Клаус повертел в руках кусок угля, вздохнул:

— Хорошо. Каменноугольно. Стабильно. А у меня «Деревню» в библиотеке сожгли.

Он отодвинул заслонку и стал подкладывать внутрь брикеты исписанной бумаги. Разодранные переплеты валялись на полу — произведения Зисмана и Тодеса, книги мыслителей Виленкина, Лифшица, Перельмана, мудрые строчки Брадиса — все летело в костер! Листы корчились в топке, и пламя хватало их липкими пальцами. Оттуда высунулся наружу Управляющий Фридрих — три его головы, разевая пасти, высовывая длинные языки, пыша жаром, уставились на нас. Тяжелый чешуйчатый хвост бил по стенкам котла, и он гудел. Мелькнул в огне, проехав, Дапожалуй Немец верхом на Верховном Саламандре.

Клаус сплюнул:

— Одни же гансы вокруг… И кюхельгартенно, и тошно…
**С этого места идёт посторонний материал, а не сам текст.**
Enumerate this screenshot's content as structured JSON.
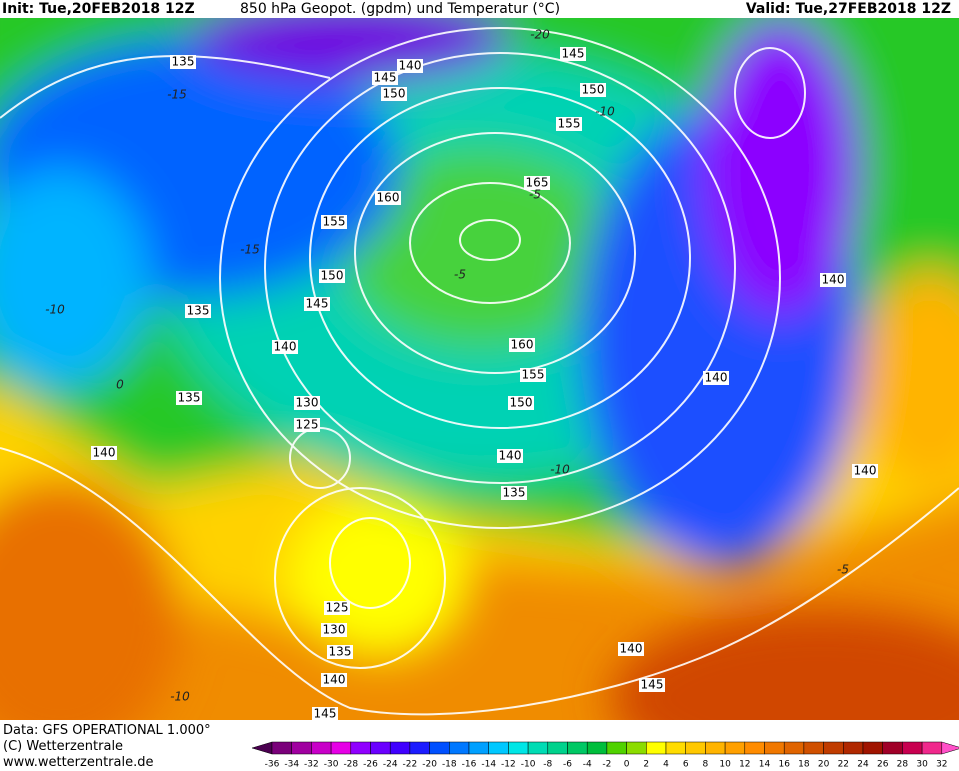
{
  "header": {
    "init": "Init: Tue,20FEB2018 12Z",
    "title": "850 hPa Geopot. (gpdm) und Temperatur (°C)",
    "valid": "Valid: Tue,27FEB2018 12Z"
  },
  "map": {
    "contour_labels": [
      135,
      145,
      140,
      145,
      150,
      150,
      155,
      165,
      160,
      155,
      150,
      145,
      135,
      140,
      160,
      155,
      150,
      140,
      135,
      130,
      125,
      135,
      140,
      140,
      140,
      140,
      125,
      130,
      135,
      140,
      145,
      140,
      145
    ],
    "temperature_labels": [
      -15,
      -15,
      -10,
      -5,
      -5,
      -20,
      -10,
      -10,
      0,
      -5,
      -10
    ]
  },
  "footer": {
    "source": "Data: GFS OPERATIONAL 1.000°",
    "copyright": "(C) Wetterzentrale",
    "url": "www.wetterzentrale.de"
  },
  "colorbar": {
    "labels": [
      -36,
      -34,
      -32,
      -30,
      -28,
      -26,
      -24,
      -22,
      -20,
      -18,
      -16,
      -14,
      -12,
      -10,
      -8,
      -6,
      -4,
      -2,
      0,
      2,
      4,
      6,
      8,
      10,
      12,
      14,
      16,
      18,
      20,
      22,
      24,
      26,
      28,
      30,
      32
    ],
    "colors": [
      "#4b0050",
      "#7a007a",
      "#a000a0",
      "#c800c8",
      "#e600e6",
      "#9000ff",
      "#6a00ff",
      "#4000ff",
      "#1c1cff",
      "#0050ff",
      "#0078ff",
      "#00a0ff",
      "#00c8ff",
      "#00e6e6",
      "#00dcb4",
      "#00d28c",
      "#00c864",
      "#00be3c",
      "#50d200",
      "#8cdc00",
      "#ffff00",
      "#ffdc00",
      "#ffc800",
      "#ffb400",
      "#ffa000",
      "#ff8c00",
      "#f07800",
      "#e06400",
      "#d05000",
      "#c03c00",
      "#b02800",
      "#a01400",
      "#a00028",
      "#c80050",
      "#f0288c",
      "#ff50c8"
    ]
  }
}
С улицы, хлопнув обитой ватой дверью, вошел рыжий дворник, хмурый, чем-то недовольный (обычно их раздражает сенаторская оппозиция), бросил в угол, где хранились метлы, широкую лопату, повалился в ноги:

— Приветствую вас, Илья Борисович. Здорово, Клаус, пес механический, все губишь культуру, выжигаешь заразу…

Я повелел ему сесть. Дворник, однако, лишь повернулся спиной к камину, грея покрытый сосульками зад.

— Силюсь осознать, — обратился он ко мне почтительно. — За что мы вас так?! Огнем и метлой, а то и на лопату, как нынче…

— А что — опять? — оживился Клаус.

— Опя-ать! — махнул рукой дворник. — С самого утра только и учу ихнего брата правильно сидеть…

Умный дворник высморкался в котел, разгладил свою рыжую бороду и продолжал:

— И прихожу я к выводу, что всем этим мы обязаны книгам. У меня же все время звенит в голове гоголевское «Шнелль!», он же неустанно изгонял жидов, будучи окружен ими посреди божьей церкви, стряхивал их, завязших, щелчками с сюртука, а превращение пана в ведьму, омертвение описывал ключевым словом — «ожидовел». Или мефитический Федор Михайлович, царство ему небесное, вышедший — ну за что он так не любит Исая Фомича, «домашнего» жидка? И театр тот обожает, и баньку, безобидный… И всего-то один у них! А уж у Сумасшедшего Солнца-то нашего все ясно — непременно жид-возница привозит погибель на горюхинскую Русь!